The term online travel auction is a system of buying and selling travel products and services online by offering them up for auction and then awarding the item to the highest bidder. The need for travel auctions emanated principally due to the high cost of travel. This high cost is also what led to the growth in popularity of low-cost carriers, a concept initially pioneered by Southwest Airlines, and later mimicked by Ryanair.

Online Travel Auctions vary in cost, auction items and purpose. Some are inventory driven by providers like aforementioned airliners, others are marketing websites that auction off flights, hotel weeks, activities or physical retail items from multiple brands. Travel auctions can be commercially driven or supporting a cause. Some originate from a certain feeder area like Vakantieveilingen in Belgium and the Netherlands, others serve to highlight specific destinations.

Online Travel Auctions for causes can be permanent or for one specific event. Some have a hybrid purpose of NGOs supporting their causes and projects via an auction, but highlighting the (donors within a) destination or region in the process.

Rules and timeframes can vary per auction. As with a standard auction, the bidders, having made a judgment on how much a particular voyage is worth to them, place their bid over a set period of time. At the end of this period of time, the highest bidder wins the product at whatever price is finally reached. There are many variations to the way in which Auctions are carried out.

Like a number of other travel websites, travel auction sites pull their stock inventory in from a wide variety of suppliers. The range of products may include cruises, package holidays, hotels, excursions, relevant travel retail items and flights.

== Types of Travel Auctions ==
As well as the most familiar English auction (or open ascending price auction) model, where the participant places a bid higher than the last, a handful of operators run no-reserve auctions or absolute auctions.

Some sites also operate a system of mystery auctions, whereby the bidder is unaware of the product they are bidding on. Another variation on the theme is proxy bidding which involves the bidder stating their maximum bid for a particular product, and the auction site placing the bids for them automatically.
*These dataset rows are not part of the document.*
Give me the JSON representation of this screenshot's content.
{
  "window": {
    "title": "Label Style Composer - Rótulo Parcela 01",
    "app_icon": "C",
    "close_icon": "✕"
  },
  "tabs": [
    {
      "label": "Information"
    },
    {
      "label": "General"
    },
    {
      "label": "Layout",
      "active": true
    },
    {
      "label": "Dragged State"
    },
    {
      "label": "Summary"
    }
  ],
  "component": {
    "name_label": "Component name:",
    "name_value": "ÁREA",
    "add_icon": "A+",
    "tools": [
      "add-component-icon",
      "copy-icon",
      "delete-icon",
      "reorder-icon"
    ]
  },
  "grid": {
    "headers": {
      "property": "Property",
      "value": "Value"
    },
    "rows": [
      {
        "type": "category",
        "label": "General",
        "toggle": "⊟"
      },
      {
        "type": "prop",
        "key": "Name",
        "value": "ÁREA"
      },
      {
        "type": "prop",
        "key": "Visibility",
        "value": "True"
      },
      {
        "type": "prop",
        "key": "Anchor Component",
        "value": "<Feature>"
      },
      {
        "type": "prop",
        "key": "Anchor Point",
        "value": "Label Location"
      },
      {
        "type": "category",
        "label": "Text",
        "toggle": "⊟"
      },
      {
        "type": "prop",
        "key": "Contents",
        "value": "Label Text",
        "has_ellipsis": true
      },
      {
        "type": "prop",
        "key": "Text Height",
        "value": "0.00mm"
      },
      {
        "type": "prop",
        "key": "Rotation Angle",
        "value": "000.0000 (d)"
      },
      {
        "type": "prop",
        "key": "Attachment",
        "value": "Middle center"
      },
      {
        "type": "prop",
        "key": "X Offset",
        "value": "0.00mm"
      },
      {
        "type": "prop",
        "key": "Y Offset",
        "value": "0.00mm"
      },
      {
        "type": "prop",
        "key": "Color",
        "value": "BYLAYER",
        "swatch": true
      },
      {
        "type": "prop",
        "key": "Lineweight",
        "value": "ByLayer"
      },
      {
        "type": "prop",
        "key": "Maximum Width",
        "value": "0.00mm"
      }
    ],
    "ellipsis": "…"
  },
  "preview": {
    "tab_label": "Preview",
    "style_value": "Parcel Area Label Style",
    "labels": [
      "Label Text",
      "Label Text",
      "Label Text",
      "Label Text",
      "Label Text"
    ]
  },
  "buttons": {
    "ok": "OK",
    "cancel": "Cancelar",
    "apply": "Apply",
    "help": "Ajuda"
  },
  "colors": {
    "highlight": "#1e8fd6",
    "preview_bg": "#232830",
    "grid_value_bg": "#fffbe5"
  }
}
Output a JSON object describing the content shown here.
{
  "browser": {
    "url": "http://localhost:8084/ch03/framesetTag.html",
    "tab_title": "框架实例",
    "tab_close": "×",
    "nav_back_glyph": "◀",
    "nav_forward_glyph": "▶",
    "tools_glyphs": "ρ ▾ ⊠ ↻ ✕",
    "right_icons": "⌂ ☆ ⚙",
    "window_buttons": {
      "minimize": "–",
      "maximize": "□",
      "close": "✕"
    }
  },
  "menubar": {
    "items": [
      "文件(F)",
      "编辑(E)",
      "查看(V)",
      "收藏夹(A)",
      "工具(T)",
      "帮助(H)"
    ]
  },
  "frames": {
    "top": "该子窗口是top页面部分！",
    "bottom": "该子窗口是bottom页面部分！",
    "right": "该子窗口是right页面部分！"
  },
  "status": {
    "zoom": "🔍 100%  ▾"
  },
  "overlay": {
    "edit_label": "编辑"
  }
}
Other sites offer pay to bid or Penny auctions. In these auctions, each bid that the user makes only increases the final price of the flight by 1 cent, while each bidder is charged a small participation fee for each bid that he or she makes. Research from Brown University suggests that such penny or pay per bid auctions have been able to survive thanks to customer retention initiatives such as the Buy-Now functionality which offsets the outright purchase price option of the good by the cost of the bids that the user has incurred, and also by limiting the number of times a particular user can win, leading to a greater pool of winners.